A TENSÃO PERMANENTE ENTRE ÉTICA E POLÍTICA
Sergio Victor Tamer
Presidente do CECGP
1. Quais as relações que concretamente existem entre a ética e a política? Existe uma ética pública separada da ética privada? O que se vê é que o Brasil saltou de um patrimonialismo oligárquico – até recentemente praticado – para ingressar nos tempos nebulosos do aparelhamento das instituições públicas, este promovido sob a bandeira dos mais altos propósitos de Estado.
2. Filósofos festejados em São Paulo no meio universitário, passaram a admitir a adaptação dos princípios e convicções morais às circunstâncias políticas concretas, sobretudo em casos difíceis que pudessem ocorrer.
3. Ao analisar o problema da ética e da política, o professor espanhol Eusebio Fernandez Garcia, da Universidade Carlos III, de Madrid (com base nos estudos de José Luis López-Aranguren-Ética y política, 1968), propõe uma “ética das convicções responsáveis”: a “habilidade e a oportunidade política devem se dobrar à ética e ao direito”.
4. Existem quatro formas de questionar essa conflituosa relação:
(1) “realismo político”: a moral é um mero idealismo, no sentido pejorativo da palavra. O âmbito do ético é o privado. O moral e o político são incompatíveis e, portanto, “quem desejar atuar na política terá que prescindir da moral”.
(2) Mantém a impossibilidade de conjugar o ético e o político, mas a diferença em relação ao “realismo político” é que neste caso se escolhe a ética.
(3) A terceira posição vive essa conflituosa relação de uma maneira “trágica”: quem se encontra nela sente ao mesmo tempo a exigência moral e a exigência política, mas não pode satisfazer a ambas. Não pode preferir e tampouco prescindir. É uma impossibilidade insuperável e, portanto, trágica: o homem tem de ser moral, e tem também que ser político e não pode sê-lo conjuntamente. Por esse entendimento a tragedia existe porque não há saída para ele;
(4) Na quarta concepção a relação entre ética e política é vivida “dramaticamente”. Se diferencia das três anteriores pois não parte do pressuposto da “impossibilidade absoluta”, mas de uma “problematicidade constitutiva da relação entre a ética e a política”. Sua característica mais peculiar é a tensão entre a luta pela moral e o compromisso político.
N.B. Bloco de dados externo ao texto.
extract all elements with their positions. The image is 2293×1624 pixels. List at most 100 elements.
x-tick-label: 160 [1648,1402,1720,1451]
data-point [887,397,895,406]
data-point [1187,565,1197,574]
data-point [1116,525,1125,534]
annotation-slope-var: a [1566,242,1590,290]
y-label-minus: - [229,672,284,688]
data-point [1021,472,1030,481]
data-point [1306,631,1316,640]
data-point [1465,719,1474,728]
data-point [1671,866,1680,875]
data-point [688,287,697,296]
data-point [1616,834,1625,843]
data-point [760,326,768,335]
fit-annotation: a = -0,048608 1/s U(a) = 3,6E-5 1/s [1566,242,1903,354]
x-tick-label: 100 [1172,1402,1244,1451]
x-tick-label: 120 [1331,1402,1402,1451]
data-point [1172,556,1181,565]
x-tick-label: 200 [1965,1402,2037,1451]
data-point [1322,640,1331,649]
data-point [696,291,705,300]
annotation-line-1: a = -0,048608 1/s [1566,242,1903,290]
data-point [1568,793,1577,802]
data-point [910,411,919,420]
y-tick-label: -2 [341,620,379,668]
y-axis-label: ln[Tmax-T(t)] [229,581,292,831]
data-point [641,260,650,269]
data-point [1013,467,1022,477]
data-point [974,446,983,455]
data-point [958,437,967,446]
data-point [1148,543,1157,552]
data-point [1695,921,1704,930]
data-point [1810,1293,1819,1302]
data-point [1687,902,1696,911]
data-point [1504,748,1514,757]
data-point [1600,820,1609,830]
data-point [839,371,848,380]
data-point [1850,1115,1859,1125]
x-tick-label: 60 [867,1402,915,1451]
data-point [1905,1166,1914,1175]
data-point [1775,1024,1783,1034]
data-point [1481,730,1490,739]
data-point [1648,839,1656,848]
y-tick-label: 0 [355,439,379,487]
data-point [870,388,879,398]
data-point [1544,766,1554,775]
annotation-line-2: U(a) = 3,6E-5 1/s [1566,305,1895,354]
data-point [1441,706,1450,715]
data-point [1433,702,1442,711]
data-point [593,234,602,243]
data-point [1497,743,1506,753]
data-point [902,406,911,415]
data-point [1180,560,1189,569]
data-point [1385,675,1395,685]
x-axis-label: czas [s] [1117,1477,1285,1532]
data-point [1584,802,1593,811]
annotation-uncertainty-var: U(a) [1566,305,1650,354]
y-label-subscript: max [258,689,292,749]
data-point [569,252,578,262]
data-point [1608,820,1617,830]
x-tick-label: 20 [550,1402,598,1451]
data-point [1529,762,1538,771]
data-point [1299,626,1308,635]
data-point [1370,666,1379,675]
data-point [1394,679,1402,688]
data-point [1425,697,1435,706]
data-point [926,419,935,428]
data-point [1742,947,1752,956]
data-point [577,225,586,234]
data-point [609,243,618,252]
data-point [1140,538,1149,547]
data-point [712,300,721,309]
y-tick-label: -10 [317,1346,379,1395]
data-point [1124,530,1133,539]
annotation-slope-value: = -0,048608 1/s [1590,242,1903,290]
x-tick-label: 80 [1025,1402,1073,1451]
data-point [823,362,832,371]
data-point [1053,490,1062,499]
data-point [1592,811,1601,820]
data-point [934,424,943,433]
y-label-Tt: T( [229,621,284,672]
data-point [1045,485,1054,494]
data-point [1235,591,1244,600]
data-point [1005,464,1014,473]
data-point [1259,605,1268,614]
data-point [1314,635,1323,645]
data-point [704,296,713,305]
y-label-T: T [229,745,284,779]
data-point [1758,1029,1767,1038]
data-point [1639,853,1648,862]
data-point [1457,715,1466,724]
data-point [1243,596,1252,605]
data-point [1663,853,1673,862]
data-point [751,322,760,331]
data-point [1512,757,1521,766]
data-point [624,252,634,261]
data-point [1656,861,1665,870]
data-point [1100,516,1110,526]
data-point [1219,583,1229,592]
5. Dessa maneira, das quatro possibilidades de se questionar as conexões entre a ética e a política, a quarta postura é a que parece ter mais possibilidades de nos ser útil no momento de se tentar compreender os fenômenos éticos e políticos e suas relações.
6. A harmonia total entre a ética e a política, de uma relação não-problemática, somente pode ocorrer a partir de duas situações:
(1) postulados fundamentalistas (partidários de subordinar a política a uma ética fechada e absoluta) ou,
(2) totalitários (partidários de subordinar as éticas a uma só política que se considera a única, verdadeira e justa).
7. Assim colocadas as coisas, a atividade política democrática deve reger-se e se subordinar ao Direito e às leis a fim de que se evite a arbitrariedade do poder político.
8. Mas não a qualquer Direito, mas a um Direito que tenha valores da tradição liberal, democrática e de direitos humanos, tradição que possibilitou o nascimento do moderno conceito de Estado de Direito (sem esses valores o Estado de Direito seria um mero sistema político autoritário e ditatorial).
9. E sendo a relação entre ética e política tensa e dramática, uma e outra estão condenadas a compartir “o mais interessante de suas vidas” já que desde a Idade Moderna ocidental nos demos conta de que a moral tem muitas deficiências políticas e a política, por sua vez, também as tem de natureza moral.
10. Apesar disso, a política deve desenvolver-se dentro da moldura da ética, ainda que não coincidam e nem devem coincidir em uma sociedade pluralista.
11. O importante é que haja a moralização da política através do Direito e das leis de um Estado de Direito.
12. Assim, não seria correto eticamente sustentar que existem dois tipos de ética (uma para a política e outra para a vida particular), pois as mínimas normas morais que uma sociedade considera adequadas e válidas o são de maneira igual para todos, sejam cidadãos comuns ou integrantes da alta cúpula governativa.
13. Dessa forma, o “realismo político”, ou a realpolitik que os alemães chamaram em um dado momento histórico de “a política dos interesses práticos” – e que no Brasil muitos juristas e filósofos do direito tentaram justificar e adotar – de forma enviesada -, felizmente está sendo aos poucos colocado para fora do jogo democrático.